Satu bulan kemudian.....
"David tunggu," Aliya mengejar langkah David yang jauh di depannya.
David yang mendengar Aliya memanggilnya tidak berhenti melainkan melanjutkan langkahnya seakan tidak terjadi apa-apa.
Aliya menambah kecepatan larinya untuk mengejar langkah David meskipun napasnya sudah tidak teratur dan dadanya merasa sesak.
David menghentikan langkahnya ketika Aliya berdiri di depannya. Dia melihat dengan datar Aliya yang sedang berusaha mengatur napasnya yang masih memburu.
"Minggir!"
Aliya menepuk pelan dadanya berulang kali kemudian berdiri tegak menghadap David.
"Vid, ini aku bawakan bekal. Mama habis pulang dari Bandung dan bawa oleh-oleh jadi aku keinget sama kamu. Ini kue kesukaan kamu," Aliya menyerahkan kotak bekal yang di pegangnya kepada David.
David hanya menatap tangan Aliya yang terulur di hadapannya tanpa berniat mengambil kotak tersebut.
"David?" panggil Aliya.
Tanpa menghiraukan panggilan Aliya, David kembali melanjutkan langkahnya yang tertunda. Aliya kembali menghadang langkah David dan berdiri di depannya.
"Ini ambil. Ini ku—"
Belum selesai Aliya berbicara David sudah mengambil kotak bekal dari tangan Aliya. David membuka kotak bekal tersebut dan melihat isinya. Aliya tersenyum ketika melihat David menerima pemberiannya namun senyum itu seketika luntur saat David malah membuang isinya ke tong sampah dan mengembalikan kotak bekalnya kepada Aliya.
"Loh? Ke-kenapa dibuang?"
"Karena gue nggak butuh."
Aliya memandang nanar kue pemberiannya yang dibuang David kemudian beralih menatap David yang masih berdiri di hadapannya.
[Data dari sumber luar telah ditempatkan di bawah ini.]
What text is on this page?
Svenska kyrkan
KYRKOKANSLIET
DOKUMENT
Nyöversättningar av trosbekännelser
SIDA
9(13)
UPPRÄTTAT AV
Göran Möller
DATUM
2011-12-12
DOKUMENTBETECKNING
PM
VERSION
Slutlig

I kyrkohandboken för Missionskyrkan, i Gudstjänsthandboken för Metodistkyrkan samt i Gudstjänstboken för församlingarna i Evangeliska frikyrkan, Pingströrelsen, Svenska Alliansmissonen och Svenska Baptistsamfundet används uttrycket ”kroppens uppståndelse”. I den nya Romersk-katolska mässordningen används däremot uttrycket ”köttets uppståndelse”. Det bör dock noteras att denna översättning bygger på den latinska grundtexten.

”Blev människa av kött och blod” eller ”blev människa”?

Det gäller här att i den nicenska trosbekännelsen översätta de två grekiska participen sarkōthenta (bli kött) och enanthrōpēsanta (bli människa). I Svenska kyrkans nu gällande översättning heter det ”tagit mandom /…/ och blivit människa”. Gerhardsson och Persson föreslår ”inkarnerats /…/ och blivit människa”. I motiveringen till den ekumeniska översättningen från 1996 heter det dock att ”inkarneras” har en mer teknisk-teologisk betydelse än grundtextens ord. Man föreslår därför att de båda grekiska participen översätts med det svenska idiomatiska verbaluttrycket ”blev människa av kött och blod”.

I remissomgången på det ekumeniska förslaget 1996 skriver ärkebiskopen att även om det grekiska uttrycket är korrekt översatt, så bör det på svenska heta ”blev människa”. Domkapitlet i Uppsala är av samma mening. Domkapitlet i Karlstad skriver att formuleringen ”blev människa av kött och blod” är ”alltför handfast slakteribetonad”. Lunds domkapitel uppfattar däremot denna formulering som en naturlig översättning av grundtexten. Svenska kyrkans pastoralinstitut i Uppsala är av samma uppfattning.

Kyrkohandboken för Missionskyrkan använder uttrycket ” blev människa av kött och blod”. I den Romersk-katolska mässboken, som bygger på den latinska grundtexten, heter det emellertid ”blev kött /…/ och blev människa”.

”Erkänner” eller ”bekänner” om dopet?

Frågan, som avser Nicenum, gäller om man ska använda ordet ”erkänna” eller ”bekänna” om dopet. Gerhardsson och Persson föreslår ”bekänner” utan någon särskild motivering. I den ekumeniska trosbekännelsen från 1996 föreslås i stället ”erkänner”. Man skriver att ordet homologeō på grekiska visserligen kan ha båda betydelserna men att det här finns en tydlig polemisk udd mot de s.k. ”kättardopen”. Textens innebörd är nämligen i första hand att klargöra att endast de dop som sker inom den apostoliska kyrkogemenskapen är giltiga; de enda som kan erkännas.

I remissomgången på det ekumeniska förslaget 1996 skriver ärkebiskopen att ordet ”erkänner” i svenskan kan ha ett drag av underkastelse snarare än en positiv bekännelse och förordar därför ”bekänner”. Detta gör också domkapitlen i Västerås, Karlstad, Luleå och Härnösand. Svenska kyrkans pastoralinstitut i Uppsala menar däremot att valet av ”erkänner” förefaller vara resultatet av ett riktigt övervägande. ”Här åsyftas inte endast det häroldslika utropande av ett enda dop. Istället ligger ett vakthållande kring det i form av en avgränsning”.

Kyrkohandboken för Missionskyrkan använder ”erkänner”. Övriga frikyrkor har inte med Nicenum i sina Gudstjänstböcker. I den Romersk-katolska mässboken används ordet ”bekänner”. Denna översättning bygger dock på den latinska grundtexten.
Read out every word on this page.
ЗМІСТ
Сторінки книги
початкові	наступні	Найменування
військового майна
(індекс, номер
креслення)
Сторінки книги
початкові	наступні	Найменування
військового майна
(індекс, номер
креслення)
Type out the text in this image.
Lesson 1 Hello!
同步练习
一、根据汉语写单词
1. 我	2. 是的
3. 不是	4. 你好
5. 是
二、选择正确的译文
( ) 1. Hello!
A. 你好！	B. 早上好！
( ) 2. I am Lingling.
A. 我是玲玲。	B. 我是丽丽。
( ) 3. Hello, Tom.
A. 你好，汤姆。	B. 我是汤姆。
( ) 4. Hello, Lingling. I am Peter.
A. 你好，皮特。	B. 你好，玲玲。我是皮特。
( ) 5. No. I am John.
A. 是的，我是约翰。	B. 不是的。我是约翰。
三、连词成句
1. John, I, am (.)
"Tapi itu dulu kue kesukaan kamu?"
"Dulu," jawab David dengan penekanan.
David melangkah meninggalkan Aliya dengan beribu pemikiran yang berputar di otaknya. Aliya bingung dengan perubahan sikap David dalam sebulan ini. Aliya berusaha mengingat apakah dia sempat melakukan kesalahan sehingga membuat David seakan menjauhinya tetapi Aliya merasa bahwa tidak ada hal aneh yang di lakukannya.
Aliya memandang punggung David yang kian menjauh dan tak ada niatan untuk membalikkan badannya seakan meminta maaf atau mengatakan bahwa dia sedang bercanda.
Pandangan David dalam sebulan ini sungguh berbeda terhadapnya. Aliya tidak melihat adanya kehangatan di mata David untuknya seperti sedia kala, mata David cenderung kosong dan datar sehingga Aliya tidak bisa membaca mata David.
Dari kejauhan Aliya melihat David yang berbicara dengan Sofie—kakak tingkatnya dan dengan mudahnya David tersenyum kearah Sofie. Aliya melihat David dan Sofie yang berjalan bersama dengan Sofie yang menggenggam tangan David.
'Kenapa kamu berubah?'batin Aliya.
Zio yang melihat kejadian itu sejak awal melangkahkan kakinya menuju Aliya yang masih diam sambil memandang kearah David yang sudah menghilang.
"Anak gadis jangan ngelamun. Ntar kesambet kan ribet."
Aliya tersadar dari lamunannya dan menghadap ke arah Zio.
"Nggak. Siapa yang ngelamun?"
"Bisa aja ngelesnya. Yuk!"
Tanpa menunggu jawaban dari Aliya, Zio langsung saja menarik lengan Aliya untuk mengikuti langkahnya.
"Kak, kita mau kemana?" tanya Aliya bingung.
"Udah ikut aja. Kan kemaren malam lo sempat minta bantuan gue untuk ajarin fisika kan? Nah karena guru lagi rapat mending sekarang aja."
Aliya mengingat tentang dia yang meminta bantuan Zio untuk mengajarinya fisika mengenai medan magnet karena jujur saja Aliya sama sekali tidak bisa memahami tentang materi itu. Bayangkan saja rumusnya cuman satu eh turunanya banyak banget kan Aliya jadi pusing mau pake rumus yang mana.
Setibanya di taman belakang Aliya dan Zio duduk di atas rumput dan menggunakan kursi panjang sebagai meja untuk meletakkan buku fisika yang sudah sempat dipinjam Zio dari perpustakaan tadi.
Zio mulai menjelaskan satu persatu rumus yang Aliya kurang mengerti dan memberikan contoh soal yang mirip dengan yang ada di buku.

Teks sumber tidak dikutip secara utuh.